The Illinois Journal of Mathematics was founded in 1957 by R. Baer, J. L. Doob, A. Taub, G. Whitehead, and O. Zariski, and has quickly established itself as a preeminent journal of mathematics. The inaugural volume features papers of many of the world’s leading figures in the key areas of mathematics at the time: William Feller, Paul Levy, and Paul Malliavin in probability theory; Richard Bellman, R. P. Boas, Jack Hale, and Edwin Hewitt in analysis; Marvin Marcus, Olga Taussky, and Oscar Zariski in algebra; and Paul Erdos, L. J. Mordell, and John Tate in number theory. Since then, IJM has published many influential papers, most notably the proof of the Four Color Conjecture by K. Appel and W. Haken. Distinguished researchers such as J. Bourgain, A. Calderon, S. S. Chern, H. Kesten, and K. Uhlenbeck have served as editors of IJM.
IJM aims to keep its costs low while maintaining the highest production and editorial standards, and to pass the savings on to subscribing institutions.
Beginning with Volume 52 (2008), an electronic version of IJM is published at Project Euclid. The electronic version is restricted to subscribers beginning with Volume 54 (2010). The entire IJM archive (from Vol. 1, 1957) is available at Project Euclid.
IJM strives to publish high quality research papers in all areas of mainstream mathematics that are of interest to a substantial number of its readers. Over the past several years, under an expanded editorial board, the journal has begun a serious effort to raise the standards of its papers, broaden its coverage, and increase its reputation in order to make it more attractive to authors and subscribers alike.

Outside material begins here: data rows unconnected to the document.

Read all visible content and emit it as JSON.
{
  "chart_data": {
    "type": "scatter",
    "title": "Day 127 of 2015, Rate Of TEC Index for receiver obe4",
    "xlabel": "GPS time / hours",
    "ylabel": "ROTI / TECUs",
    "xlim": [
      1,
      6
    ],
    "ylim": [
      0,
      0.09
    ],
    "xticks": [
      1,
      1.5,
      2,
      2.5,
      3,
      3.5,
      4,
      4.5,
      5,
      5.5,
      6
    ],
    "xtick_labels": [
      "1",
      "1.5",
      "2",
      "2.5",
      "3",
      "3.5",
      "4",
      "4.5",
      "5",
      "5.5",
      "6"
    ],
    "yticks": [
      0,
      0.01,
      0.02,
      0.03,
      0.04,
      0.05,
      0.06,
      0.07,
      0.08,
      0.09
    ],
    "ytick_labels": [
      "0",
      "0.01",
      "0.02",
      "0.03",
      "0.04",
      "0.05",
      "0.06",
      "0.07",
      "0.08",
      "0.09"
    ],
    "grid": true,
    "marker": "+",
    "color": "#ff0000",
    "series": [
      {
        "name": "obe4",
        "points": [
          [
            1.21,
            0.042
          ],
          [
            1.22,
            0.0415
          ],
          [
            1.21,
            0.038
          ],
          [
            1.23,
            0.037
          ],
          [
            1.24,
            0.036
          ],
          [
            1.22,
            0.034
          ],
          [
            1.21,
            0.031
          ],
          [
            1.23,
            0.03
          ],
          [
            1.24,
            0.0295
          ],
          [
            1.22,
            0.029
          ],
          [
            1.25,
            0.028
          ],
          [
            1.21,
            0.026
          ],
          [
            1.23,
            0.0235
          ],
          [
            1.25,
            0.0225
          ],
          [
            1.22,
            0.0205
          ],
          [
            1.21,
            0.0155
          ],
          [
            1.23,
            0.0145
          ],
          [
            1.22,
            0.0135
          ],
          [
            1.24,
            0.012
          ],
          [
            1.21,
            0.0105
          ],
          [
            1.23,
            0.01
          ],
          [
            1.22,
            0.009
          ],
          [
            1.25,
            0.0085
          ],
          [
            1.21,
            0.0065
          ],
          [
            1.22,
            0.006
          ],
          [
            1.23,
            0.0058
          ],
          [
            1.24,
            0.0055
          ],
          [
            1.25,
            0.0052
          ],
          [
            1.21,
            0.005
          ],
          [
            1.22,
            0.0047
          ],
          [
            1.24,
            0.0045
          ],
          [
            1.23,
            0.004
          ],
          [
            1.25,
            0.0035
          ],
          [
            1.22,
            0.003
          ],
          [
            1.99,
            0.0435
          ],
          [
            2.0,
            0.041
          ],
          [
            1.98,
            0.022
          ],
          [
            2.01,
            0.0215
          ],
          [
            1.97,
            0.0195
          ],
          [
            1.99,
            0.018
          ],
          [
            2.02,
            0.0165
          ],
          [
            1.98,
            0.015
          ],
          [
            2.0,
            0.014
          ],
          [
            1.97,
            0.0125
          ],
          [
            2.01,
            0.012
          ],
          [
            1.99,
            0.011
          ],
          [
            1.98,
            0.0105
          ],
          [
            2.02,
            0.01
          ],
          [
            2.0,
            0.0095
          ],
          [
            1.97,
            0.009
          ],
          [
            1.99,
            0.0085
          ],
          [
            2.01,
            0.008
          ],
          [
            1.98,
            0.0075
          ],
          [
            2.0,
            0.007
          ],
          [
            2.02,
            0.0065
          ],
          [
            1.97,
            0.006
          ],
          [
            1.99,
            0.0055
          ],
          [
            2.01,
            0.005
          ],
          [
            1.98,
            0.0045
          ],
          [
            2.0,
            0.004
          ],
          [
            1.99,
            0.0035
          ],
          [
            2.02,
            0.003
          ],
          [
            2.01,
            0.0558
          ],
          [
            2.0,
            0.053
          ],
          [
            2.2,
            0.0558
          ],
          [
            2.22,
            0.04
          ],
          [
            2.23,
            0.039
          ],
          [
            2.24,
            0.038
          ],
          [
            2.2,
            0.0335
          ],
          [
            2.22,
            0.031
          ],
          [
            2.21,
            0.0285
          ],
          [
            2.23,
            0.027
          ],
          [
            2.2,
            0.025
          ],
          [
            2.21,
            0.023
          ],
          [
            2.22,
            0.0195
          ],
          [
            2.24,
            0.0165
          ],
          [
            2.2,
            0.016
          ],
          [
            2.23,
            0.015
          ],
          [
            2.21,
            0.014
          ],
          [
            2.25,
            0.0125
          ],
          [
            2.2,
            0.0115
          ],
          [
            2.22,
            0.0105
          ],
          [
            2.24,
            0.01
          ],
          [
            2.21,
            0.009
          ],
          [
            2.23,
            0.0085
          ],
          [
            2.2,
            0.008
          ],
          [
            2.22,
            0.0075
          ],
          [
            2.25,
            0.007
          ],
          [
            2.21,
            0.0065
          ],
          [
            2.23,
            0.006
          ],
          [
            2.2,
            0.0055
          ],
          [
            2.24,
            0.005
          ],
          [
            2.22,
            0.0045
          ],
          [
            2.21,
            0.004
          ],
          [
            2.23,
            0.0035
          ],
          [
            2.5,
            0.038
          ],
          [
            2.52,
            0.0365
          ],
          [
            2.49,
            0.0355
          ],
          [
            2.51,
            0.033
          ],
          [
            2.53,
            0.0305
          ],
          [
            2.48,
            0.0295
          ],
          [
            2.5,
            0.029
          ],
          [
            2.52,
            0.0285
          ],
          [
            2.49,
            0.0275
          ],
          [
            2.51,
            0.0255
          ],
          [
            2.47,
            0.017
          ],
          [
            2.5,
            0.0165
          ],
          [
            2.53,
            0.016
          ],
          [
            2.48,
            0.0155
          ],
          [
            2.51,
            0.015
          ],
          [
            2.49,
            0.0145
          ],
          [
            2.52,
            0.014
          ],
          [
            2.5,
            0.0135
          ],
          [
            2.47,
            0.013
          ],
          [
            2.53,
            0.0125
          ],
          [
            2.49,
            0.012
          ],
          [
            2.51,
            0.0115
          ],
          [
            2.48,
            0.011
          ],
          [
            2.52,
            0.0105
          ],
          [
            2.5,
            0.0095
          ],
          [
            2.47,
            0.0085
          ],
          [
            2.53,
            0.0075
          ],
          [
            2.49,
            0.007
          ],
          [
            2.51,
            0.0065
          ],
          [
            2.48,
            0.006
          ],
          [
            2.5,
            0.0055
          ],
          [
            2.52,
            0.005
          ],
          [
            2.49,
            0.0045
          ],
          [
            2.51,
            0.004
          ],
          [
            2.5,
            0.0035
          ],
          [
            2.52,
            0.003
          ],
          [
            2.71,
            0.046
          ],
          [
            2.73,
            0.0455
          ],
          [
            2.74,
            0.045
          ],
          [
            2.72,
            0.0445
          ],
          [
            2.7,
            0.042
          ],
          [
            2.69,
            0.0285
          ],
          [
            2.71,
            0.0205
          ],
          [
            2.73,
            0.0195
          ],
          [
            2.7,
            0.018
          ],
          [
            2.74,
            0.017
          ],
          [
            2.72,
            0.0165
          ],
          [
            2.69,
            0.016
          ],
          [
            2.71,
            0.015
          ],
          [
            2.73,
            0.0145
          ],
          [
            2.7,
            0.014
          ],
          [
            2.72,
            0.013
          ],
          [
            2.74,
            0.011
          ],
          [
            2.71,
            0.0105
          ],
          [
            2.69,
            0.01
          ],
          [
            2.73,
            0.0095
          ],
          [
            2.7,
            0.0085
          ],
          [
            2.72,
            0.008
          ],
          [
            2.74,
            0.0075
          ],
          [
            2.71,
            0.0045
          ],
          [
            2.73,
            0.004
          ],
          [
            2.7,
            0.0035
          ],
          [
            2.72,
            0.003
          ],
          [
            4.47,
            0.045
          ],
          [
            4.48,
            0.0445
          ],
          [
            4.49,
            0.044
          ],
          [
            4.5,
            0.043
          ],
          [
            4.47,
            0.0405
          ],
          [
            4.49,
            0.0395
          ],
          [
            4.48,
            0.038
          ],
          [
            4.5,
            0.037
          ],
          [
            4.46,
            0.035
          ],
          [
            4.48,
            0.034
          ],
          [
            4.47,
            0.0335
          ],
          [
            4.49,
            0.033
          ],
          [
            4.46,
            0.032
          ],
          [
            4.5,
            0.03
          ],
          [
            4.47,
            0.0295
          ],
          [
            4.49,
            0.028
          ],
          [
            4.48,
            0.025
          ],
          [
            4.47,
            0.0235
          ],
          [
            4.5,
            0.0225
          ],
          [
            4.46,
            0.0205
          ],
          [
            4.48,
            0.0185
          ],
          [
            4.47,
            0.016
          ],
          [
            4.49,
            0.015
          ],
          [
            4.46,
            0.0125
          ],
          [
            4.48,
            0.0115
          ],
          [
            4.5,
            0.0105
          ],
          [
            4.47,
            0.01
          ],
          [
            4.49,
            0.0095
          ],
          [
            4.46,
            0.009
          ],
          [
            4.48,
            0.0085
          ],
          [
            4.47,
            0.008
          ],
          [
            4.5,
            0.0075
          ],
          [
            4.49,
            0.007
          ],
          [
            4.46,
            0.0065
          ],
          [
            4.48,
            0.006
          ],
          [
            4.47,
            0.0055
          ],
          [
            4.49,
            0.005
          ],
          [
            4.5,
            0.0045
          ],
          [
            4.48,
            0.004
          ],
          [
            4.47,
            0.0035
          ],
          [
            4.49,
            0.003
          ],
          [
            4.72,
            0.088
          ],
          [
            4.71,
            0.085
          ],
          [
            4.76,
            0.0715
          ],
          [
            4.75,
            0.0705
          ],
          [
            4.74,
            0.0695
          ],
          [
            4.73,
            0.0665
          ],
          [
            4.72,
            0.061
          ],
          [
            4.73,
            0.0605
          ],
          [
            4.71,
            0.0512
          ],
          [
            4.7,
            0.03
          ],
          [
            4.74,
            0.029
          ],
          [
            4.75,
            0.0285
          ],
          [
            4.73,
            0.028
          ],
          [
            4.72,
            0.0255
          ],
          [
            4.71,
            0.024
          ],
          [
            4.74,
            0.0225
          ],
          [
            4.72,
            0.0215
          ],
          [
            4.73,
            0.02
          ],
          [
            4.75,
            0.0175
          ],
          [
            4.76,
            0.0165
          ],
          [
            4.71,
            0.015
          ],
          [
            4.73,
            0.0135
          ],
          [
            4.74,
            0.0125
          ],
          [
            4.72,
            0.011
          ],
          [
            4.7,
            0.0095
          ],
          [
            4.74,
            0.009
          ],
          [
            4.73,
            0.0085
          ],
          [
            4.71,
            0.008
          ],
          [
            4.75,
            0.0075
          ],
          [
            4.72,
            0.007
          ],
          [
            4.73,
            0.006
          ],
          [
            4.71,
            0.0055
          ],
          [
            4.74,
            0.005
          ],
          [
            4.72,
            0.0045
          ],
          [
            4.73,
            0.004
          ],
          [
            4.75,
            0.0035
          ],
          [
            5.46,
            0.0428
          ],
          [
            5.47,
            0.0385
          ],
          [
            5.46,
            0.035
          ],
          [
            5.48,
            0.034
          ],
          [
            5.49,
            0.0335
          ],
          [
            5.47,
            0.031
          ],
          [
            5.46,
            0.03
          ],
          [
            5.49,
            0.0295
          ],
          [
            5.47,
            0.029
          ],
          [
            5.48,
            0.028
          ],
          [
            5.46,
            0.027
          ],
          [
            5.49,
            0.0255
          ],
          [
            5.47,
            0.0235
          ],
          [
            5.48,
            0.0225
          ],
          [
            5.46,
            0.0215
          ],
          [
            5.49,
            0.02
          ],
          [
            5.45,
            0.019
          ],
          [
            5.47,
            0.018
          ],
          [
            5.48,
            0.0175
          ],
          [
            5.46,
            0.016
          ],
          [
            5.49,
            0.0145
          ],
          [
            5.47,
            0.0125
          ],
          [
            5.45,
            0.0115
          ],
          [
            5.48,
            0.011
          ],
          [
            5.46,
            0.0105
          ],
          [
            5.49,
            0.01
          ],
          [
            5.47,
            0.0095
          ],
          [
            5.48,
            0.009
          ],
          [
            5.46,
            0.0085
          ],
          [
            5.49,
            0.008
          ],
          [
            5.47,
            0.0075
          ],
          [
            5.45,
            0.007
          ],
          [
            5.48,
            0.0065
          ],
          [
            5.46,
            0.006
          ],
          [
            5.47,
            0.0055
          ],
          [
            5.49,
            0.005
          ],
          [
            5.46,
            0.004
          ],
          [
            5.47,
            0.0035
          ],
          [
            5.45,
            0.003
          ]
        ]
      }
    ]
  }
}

In 2004, IJM inaugurated a series of affordable monographs with publication of the Baer Volume, a collection of invited articles to mark the centenary of the birth of Reinhold Baer, one of the founders of IJM. A second volume in this series, the Doob Volume, was published in 2007, to honor the memory of Joseph Doob, a founding editor of IJM and a leading figure in twentieth century American mathematics. The next volume in this series was the Griffith Volume, published in 2008, which contains the proceedings of a Commutative Algebra Conference held in 2005 in honor of Phillip Griffith. A special volume in honor of Don Burkholder, a preeminent scholar and researcher in the field of probability, was published in 2010, and a collection of articles in honor of Paul Schupp, an iconic figure in Geometric Group Theory, was published as a special volume in 2011. The next volume published in the series, honoring John P. D’Angelo, a pioneer in advances in the field of several complex variables and highly regarded researcher, lecturer, expositor, and author, was published in 2012. The latest volume, released in 2017, honors Wolfgang Haken, whose most famous mathematical achievement (joint with Ken Appel), is his solution to the Four Color Problem in graph theory.